The best example might be Disney. If you are a “cast member,” you’re role-playing in a large spectacle, and your individual beingness is subsumed and transformed into a collective one: the show.

It’s a gorgeous, brilliant concept: not only do you have the opportunity to train your mind on something other than your quotidian worries and pesky intrusive thoughts, you’re also able to achieve a sense of unity. Some writers such as William James (Varieties of Religious Experience) and Evelyn Underhill (Mysticism) might call that a mystical experience. I know I would.

So, returning to the original, triggering thought that precipitated this little “Sunday drive” of the mind, let’s regard Christopher Smart’s cat, Jeoffrey: 

For then he leaps up to catch the musk, which is the blessing of God upon his prayer.
For he rolls upon prank to work it in. (Smart, Jubilate Agno, http://www.poetryfoundation.org/poem/174440)

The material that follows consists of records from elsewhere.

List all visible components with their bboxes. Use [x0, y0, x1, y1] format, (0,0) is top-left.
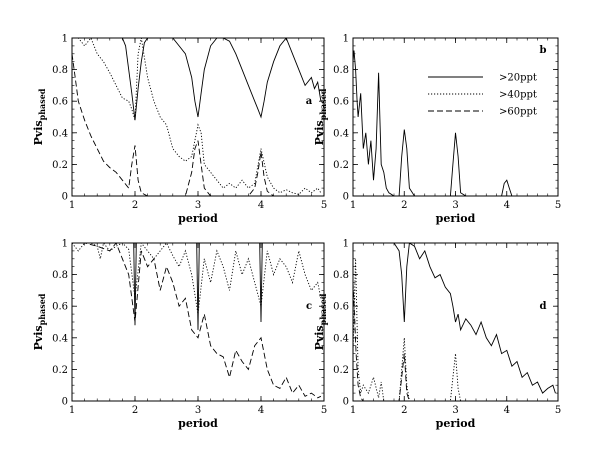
series-line-solid: [72, 38, 322, 121]
x-tick-label: 5: [321, 200, 327, 211]
y-tick-label: 0.6: [333, 97, 349, 108]
panel-letter: d: [540, 301, 547, 312]
y-tick-label: 0.8: [333, 65, 349, 76]
panel-letter: c: [306, 301, 312, 312]
series-line-solid: [353, 50, 558, 196]
series-line-dotted: [353, 258, 558, 401]
y-tick-label: 0.6: [52, 97, 68, 108]
y-tick-label: 0: [62, 397, 68, 408]
x-axis-label: period: [178, 212, 218, 225]
series-line-dotted: [72, 243, 322, 315]
series-line-solid: [72, 243, 324, 330]
x-tick-label: 4: [504, 200, 510, 211]
panel-letter: a: [306, 96, 313, 107]
y-tick-label: 0: [343, 192, 349, 203]
y-tick-label: 0.6: [333, 302, 349, 313]
x-tick-label: 2: [132, 405, 138, 416]
x-axis-label: period: [436, 212, 476, 225]
y-axis-label-main: Pvis: [313, 120, 326, 145]
y-axis-label-main: Pvis: [313, 325, 326, 350]
y-axis-label: Pvisphased: [313, 88, 328, 145]
x-tick-label: 4: [258, 200, 264, 211]
x-tick-label: 3: [452, 405, 458, 416]
series-line-dotted: [72, 38, 322, 195]
y-axis-label-subscript: phased: [37, 293, 47, 325]
y-axis-label-main: Pvis: [32, 120, 45, 145]
y-tick-label: 0: [343, 397, 349, 408]
y-tick-label: 0.4: [52, 128, 68, 139]
legend: >20ppt >40ppt >60ppt: [428, 73, 537, 118]
x-tick-label: 5: [555, 200, 561, 211]
x-tick-label: 2: [401, 200, 407, 211]
y-tick-label: 0.6: [52, 302, 68, 313]
x-tick-label: 3: [195, 405, 201, 416]
x-tick-label: 3: [195, 200, 201, 211]
x-tick-label: 4: [258, 405, 264, 416]
x-tick-label: 1: [350, 405, 356, 416]
x-tick-label: 2: [132, 200, 138, 211]
y-axis-label: Pvisphased: [313, 293, 328, 350]
y-tick-label: 0: [62, 192, 68, 203]
panel-letter: b: [540, 45, 547, 56]
x-axis-label: period: [178, 417, 218, 430]
y-tick-label: 1: [62, 34, 68, 45]
legend-label: >40ppt: [499, 90, 537, 101]
y-tick-label: 0.2: [52, 160, 68, 171]
x-tick-label: 1: [69, 200, 75, 211]
series-line-dashed: [353, 282, 558, 401]
x-tick-label: 1: [350, 200, 356, 211]
x-tick-label: 3: [452, 200, 458, 211]
series-line-dashed: [72, 243, 322, 399]
x-tick-label: 2: [401, 405, 407, 416]
panel-d: 1 2 3 4 5 0 0.2 0.4 0.6 0.8 1 period Pvisphased d: [313, 239, 561, 431]
y-axis-label-subscript: phased: [37, 88, 47, 120]
y-tick-label: 0.2: [52, 365, 68, 376]
y-tick-label: 1: [62, 239, 68, 250]
y-tick-label: 0.4: [333, 333, 349, 344]
y-tick-label: 0.4: [52, 333, 68, 344]
legend-label: >20ppt: [499, 73, 537, 84]
y-axis-label-subscript: phased: [318, 293, 328, 325]
y-axis-label-subscript: phased: [318, 88, 328, 120]
x-tick-label: 4: [504, 405, 510, 416]
x-tick-label: 5: [555, 405, 561, 416]
y-tick-label: 0.8: [333, 270, 349, 281]
y-tick-label: 0.8: [52, 65, 68, 76]
y-tick-label: 1: [343, 34, 349, 45]
x-tick-label: 5: [321, 405, 327, 416]
legend-label: >60ppt: [499, 107, 537, 118]
series-line-dashed: [72, 53, 321, 196]
y-tick-label: 0.2: [333, 160, 349, 171]
y-axis-label-main: Pvis: [32, 325, 45, 350]
y-axis-label: Pvisphased: [32, 88, 47, 145]
panel-b: 1 2 3 4 5 0 0.2 0.4 0.6 0.8 1 period Pvisphased b >20p…: [313, 34, 561, 226]
y-tick-label: 0.2: [333, 365, 349, 376]
y-tick-label: 0.4: [333, 128, 349, 139]
y-tick-label: 1: [343, 239, 349, 250]
x-tick-label: 1: [69, 405, 75, 416]
y-axis-label: Pvisphased: [32, 293, 47, 350]
series-line-solid: [353, 243, 556, 394]
x-axis-label: period: [436, 417, 476, 430]
y-tick-label: 0.8: [52, 270, 68, 281]
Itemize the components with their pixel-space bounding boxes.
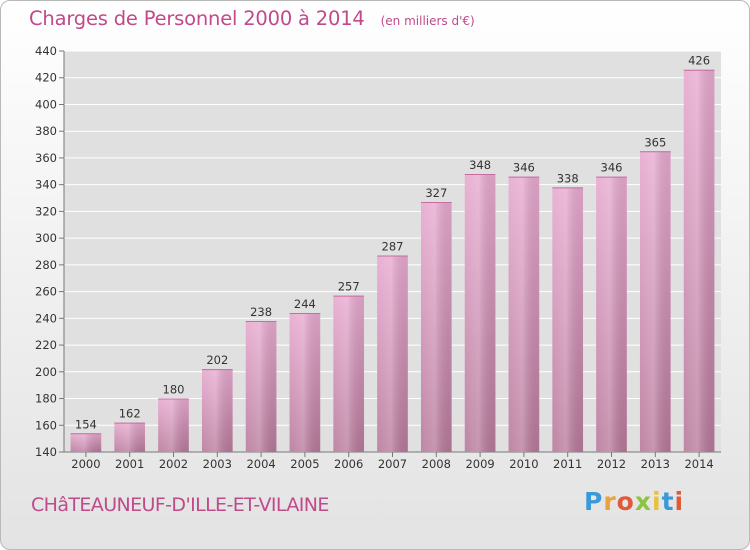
- bar-highlight: [508, 176, 540, 452]
- y-tick-label: 300: [35, 231, 57, 245]
- brand-letter: x: [634, 487, 652, 516]
- bar-highlight: [596, 176, 627, 452]
- data-label: 202: [206, 353, 228, 367]
- data-label: 346: [601, 161, 623, 175]
- y-tick-label: 240: [35, 311, 57, 325]
- bar-highlight: [289, 312, 321, 452]
- data-label: 244: [294, 297, 316, 311]
- y-tick-label: 380: [35, 124, 57, 138]
- y-tick-label: 160: [35, 418, 57, 432]
- data-label: 348: [469, 158, 491, 172]
- bar-highlight: [245, 321, 277, 452]
- brand-letter: o: [616, 487, 635, 516]
- x-tick-label: 2006: [334, 457, 363, 471]
- data-label: 238: [250, 305, 272, 319]
- x-tick-label: 2008: [422, 457, 451, 471]
- bar-highlight: [333, 295, 365, 452]
- data-label: 338: [557, 171, 579, 185]
- bar-highlight: [114, 422, 146, 452]
- brand-letter: i: [674, 487, 685, 516]
- data-label: 365: [644, 135, 666, 149]
- data-label: 162: [119, 407, 141, 421]
- data-label: 327: [425, 186, 447, 200]
- data-label: 287: [382, 240, 404, 254]
- brand-letter: i: [652, 487, 662, 516]
- y-tick-label: 260: [35, 285, 57, 299]
- x-tick-label: 2013: [641, 457, 670, 471]
- y-tick-label: 440: [35, 44, 57, 58]
- bar-highlight: [70, 433, 102, 452]
- chart-subtitle: (en milliers d'€): [380, 14, 475, 28]
- x-tick-label: 2004: [246, 457, 275, 471]
- bar-highlight: [377, 255, 408, 452]
- chart-title: Charges de Personnel 2000 à 2014: [29, 7, 365, 30]
- data-label: 154: [75, 417, 97, 431]
- chart-header: Charges de Personnel 2000 à 2014 (en mill…: [29, 7, 475, 30]
- bar-highlight: [420, 202, 452, 452]
- bar-highlight: [552, 187, 584, 452]
- y-tick-label: 420: [35, 71, 57, 85]
- location-name: CHâTEAUNEUF-D'ILLE-ET-VILAINE: [31, 494, 329, 516]
- x-tick-label: 2002: [159, 457, 188, 471]
- brand-letter: r: [603, 487, 617, 516]
- bar-highlight: [201, 369, 233, 452]
- data-label: 346: [513, 161, 535, 175]
- x-tick-label: 2005: [290, 457, 319, 471]
- y-tick-label: 200: [35, 365, 57, 379]
- data-label: 426: [688, 54, 710, 68]
- bar-highlight: [158, 398, 189, 452]
- y-tick-label: 220: [35, 338, 57, 352]
- bar-highlight: [464, 173, 496, 452]
- y-tick-label: 400: [35, 97, 57, 111]
- x-tick-label: 2014: [684, 457, 713, 471]
- y-tick-label: 340: [35, 178, 57, 192]
- y-tick-label: 280: [35, 258, 57, 272]
- x-tick-label: 2012: [597, 457, 626, 471]
- x-tick-label: 2007: [378, 457, 407, 471]
- x-tick-label: 2003: [203, 457, 232, 471]
- data-label: 180: [163, 383, 185, 397]
- y-tick-label: 140: [35, 445, 57, 459]
- x-tick-label: 2001: [115, 457, 144, 471]
- data-label: 257: [338, 280, 360, 294]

And then let’s combine it with our media, Internet-driven sense of spectacle, and the possibility that we’re voyeurs of our own lives. Where is the power? What is the power? I’d say that it resides within one’s capacity to create visions – to envision.

***

Either you think--or else others have to think for you and take power from you, pervert and discipline your natural tastes, civilize and sterilize you.